Nano-rheology with surface plasmon resonance coupled optics: in the nano-rheology setup of Fig. 1 one can improve the optical detection by taking advantage of so-called “plasmon resonances”: electron resonances at optical frequencies in the gold layer and gold nanoparticles of the setup.

Nano-rheology as a biochemical assay: nano-rheology provides a method for determining binding constants of ligands to enzymes in a label free assay. This method is orthogonal to traditional spectroscopic methods. Namely, ligand binding is detected through the resulting change in mechanical stiffness of the enzyme. Fig. 3 shows a binding isotherm obtained with this method, quantifying binding of the substrate GMP to the enzyme GK.

Figure 3 at left: binding curve for GMP binding to the enzyme GK, obtained with the nano-rheology method. The signal on the ordinate is the modulation of the scattered intensity, proportional to the amplitude of the deformation of the enzyme elicited by the applied oscillatory force.

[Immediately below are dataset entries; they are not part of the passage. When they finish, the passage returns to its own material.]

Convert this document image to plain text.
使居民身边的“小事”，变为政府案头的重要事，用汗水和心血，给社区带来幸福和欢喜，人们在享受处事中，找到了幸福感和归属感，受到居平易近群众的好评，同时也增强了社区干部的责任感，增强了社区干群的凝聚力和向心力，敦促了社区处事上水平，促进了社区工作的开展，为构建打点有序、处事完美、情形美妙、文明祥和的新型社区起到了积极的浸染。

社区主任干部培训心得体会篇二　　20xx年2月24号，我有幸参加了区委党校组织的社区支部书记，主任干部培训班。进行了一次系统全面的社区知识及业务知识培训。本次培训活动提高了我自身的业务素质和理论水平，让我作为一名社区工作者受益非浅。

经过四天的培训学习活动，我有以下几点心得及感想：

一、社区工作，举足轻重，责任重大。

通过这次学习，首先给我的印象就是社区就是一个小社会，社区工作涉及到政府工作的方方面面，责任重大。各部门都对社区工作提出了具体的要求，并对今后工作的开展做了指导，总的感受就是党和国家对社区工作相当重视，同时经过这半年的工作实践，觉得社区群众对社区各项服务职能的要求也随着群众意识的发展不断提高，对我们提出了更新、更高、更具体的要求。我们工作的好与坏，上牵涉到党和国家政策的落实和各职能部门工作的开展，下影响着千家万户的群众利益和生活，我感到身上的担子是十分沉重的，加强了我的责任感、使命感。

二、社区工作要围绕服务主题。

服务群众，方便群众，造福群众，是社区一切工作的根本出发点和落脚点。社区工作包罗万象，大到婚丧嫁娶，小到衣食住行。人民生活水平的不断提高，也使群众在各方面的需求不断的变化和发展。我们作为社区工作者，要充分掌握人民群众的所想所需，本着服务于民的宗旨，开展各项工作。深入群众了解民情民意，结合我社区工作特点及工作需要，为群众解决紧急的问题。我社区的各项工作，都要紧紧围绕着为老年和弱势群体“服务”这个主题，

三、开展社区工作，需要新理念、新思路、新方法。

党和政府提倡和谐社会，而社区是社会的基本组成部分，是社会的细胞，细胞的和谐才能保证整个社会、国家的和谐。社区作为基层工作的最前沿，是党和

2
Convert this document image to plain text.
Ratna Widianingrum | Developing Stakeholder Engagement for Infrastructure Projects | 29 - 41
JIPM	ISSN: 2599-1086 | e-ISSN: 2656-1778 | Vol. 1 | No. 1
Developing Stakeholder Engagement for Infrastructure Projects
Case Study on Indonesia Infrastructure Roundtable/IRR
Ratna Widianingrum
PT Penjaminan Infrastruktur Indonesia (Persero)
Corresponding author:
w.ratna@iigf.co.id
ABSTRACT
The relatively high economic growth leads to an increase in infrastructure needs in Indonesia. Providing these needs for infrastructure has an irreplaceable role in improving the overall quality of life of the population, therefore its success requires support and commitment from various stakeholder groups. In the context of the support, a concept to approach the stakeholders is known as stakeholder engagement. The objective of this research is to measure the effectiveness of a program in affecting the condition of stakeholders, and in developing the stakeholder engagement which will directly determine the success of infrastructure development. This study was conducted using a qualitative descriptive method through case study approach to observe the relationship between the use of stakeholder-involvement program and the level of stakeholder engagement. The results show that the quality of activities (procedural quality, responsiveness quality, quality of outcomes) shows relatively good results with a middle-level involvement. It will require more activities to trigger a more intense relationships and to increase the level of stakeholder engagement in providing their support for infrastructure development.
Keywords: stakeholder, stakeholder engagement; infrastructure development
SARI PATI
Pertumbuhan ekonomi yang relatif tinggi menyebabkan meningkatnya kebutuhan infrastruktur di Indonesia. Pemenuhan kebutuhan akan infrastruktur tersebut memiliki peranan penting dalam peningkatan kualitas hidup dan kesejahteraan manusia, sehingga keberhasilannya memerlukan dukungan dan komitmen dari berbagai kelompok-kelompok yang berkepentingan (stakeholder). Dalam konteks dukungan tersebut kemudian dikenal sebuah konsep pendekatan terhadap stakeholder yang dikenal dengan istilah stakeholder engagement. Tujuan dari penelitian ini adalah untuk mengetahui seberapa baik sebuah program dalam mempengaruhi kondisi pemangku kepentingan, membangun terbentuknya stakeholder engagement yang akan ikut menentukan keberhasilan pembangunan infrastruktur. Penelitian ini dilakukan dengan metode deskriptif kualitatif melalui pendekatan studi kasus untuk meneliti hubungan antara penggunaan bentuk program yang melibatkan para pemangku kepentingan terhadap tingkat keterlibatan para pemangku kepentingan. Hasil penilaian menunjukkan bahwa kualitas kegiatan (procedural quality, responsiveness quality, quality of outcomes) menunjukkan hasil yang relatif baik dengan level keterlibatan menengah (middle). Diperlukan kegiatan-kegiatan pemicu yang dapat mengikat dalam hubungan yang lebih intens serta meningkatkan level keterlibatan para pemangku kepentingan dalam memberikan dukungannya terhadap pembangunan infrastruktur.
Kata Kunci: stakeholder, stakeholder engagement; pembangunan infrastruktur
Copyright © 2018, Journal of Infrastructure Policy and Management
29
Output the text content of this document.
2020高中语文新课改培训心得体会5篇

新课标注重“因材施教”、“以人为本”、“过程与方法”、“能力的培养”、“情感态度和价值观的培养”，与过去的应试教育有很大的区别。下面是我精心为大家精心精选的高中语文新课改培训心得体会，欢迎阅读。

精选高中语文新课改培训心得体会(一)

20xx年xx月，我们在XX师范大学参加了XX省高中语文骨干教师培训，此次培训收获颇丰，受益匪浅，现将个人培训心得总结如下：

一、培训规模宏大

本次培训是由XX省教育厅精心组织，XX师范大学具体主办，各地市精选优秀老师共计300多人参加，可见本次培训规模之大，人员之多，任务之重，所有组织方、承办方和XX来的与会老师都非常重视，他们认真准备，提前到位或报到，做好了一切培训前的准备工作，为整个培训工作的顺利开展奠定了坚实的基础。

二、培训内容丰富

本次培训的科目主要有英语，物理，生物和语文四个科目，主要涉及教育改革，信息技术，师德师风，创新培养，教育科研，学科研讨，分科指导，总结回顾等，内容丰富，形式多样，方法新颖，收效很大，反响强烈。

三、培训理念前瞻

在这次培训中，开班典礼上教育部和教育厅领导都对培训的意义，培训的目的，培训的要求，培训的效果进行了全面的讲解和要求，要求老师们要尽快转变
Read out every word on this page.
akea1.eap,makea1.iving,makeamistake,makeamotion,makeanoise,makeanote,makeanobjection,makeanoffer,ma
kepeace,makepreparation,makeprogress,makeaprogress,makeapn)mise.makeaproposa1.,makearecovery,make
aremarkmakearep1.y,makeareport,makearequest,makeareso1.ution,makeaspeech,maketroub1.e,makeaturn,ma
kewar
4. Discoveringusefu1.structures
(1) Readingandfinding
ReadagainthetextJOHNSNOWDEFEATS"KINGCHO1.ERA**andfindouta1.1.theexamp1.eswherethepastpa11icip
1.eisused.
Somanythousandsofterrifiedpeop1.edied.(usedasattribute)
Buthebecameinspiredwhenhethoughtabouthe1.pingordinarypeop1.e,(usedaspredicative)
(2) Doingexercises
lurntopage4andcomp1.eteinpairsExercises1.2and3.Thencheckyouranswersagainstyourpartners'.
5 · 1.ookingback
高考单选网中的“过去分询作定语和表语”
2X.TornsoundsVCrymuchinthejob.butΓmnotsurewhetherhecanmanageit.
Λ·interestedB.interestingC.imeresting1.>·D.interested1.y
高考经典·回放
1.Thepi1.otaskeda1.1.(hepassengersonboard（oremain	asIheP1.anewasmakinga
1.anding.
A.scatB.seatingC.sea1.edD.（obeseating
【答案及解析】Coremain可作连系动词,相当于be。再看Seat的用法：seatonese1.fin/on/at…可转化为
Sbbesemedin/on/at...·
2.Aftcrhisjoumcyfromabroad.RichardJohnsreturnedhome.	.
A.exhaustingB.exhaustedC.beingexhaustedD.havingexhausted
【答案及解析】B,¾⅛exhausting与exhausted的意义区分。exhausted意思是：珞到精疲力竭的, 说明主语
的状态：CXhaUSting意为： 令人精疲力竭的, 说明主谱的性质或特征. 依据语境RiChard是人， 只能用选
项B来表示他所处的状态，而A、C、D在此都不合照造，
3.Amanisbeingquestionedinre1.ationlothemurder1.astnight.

In general, we think the nano-rheology approach is opening a new window on the dynamics of conformational changes in enzymes.







Associated publications:

  • Y. Wang and G. Zocchi, "Elasticity of globular proteins measured from the AC susceptibility," Phys. Rev. Lett. 105, 238104 (2010).
  • Y. Wang and G. Zocchi, "The folded protein as a visco-elastic solid," Europhys. Lett. 96, 18003 (2011).
  • Y. Wang and G. Zocchi, "Viscoelastic transition and yield strain of the folded protein," PLoS ONE 6(12), e28097 (2011).
  • H. Qu, J. Landy, and G. Zocchi, "Cracking phase diagram for the dynamics of an enzyme," Phys. Rev. E 86, 041915 (2012).
  • A. Ariyaratne, C. Wu, C-Y. Tseng, and G. Zocchi, "Dissipative Dynamics of Enzymes," Phys. Rev. Lett. 113, 198101 (2014).
  • A. Ariyaratne and G. Zocchi, "Plasmon resonance enhanced mechanical detection of ligand binding," Appl. Phys. Lett. 106, 013702 (2015).